Vloggerheads and Moar, appear, at least for the present, to offer the best hope for "community". If the founders of VH actually mean to stick to their principles and maintain VH a a "community", whether it remains private or not, perhaps in another year and a half, I won't be looking for someplace else to hang my hat.

"The point of VloggerHeads, which requires that users be at least 18 but doesn’t seem to be about naughty content, is plain old videoblogging — talking through a camera to other people about your life and issues you care about. That’s something the members feel has been crowded out as YouTube has grown. As VloggerHeads founder/early member Tom Guarriello (aka YouTube user tig847, with 270 videos on the site to his credit over the last two years) put it in a video from last week, “There’s millions of people in the audience on YouTube; there’s 500 people over on VloggerHeads just making boring videos to one another, talking about nonsense — nothing anybody cares about except us.”

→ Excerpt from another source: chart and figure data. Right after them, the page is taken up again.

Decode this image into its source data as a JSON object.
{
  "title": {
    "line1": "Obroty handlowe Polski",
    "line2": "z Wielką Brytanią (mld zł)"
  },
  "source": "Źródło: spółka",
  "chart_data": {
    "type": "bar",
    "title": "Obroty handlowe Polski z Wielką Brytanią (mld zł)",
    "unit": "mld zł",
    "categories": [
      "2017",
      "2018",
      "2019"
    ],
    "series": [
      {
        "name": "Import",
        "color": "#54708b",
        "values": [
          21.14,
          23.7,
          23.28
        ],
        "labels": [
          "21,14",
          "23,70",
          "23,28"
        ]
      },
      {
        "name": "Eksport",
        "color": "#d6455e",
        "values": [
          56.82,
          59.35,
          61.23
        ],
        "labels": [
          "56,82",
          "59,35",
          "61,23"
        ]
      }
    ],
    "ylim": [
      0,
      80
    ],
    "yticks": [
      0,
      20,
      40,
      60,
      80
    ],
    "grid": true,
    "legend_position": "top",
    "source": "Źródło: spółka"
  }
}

It is intersting to note that the very first comment is from someone called EDiot who makes the unfounded statement (either taking the word of or using a spurious posting on "Encyclopedia Dramatica") that Vloggerheads "want your personal info (like CC#’s) in order to “verify” people". In fact, no such requirement exists. Like YouTube did, at least initially, there was mention that "eventually" there "MIGHT" be the requirement to provide some form of proof of identity "like a credit card" which would preclude those people who only want in to harass others. If such an eventuality DID occur, there would be  a third-party verification process, presumeably through one of the secure verification companies.

Again, this is only an "IF" and certainly not a current requirement. As I noted above, YouTube also mentioned this possibility, someting they have never done. Though I, for one, would be more than willing to offer some form of proof of identity if it meant a harassment-free community.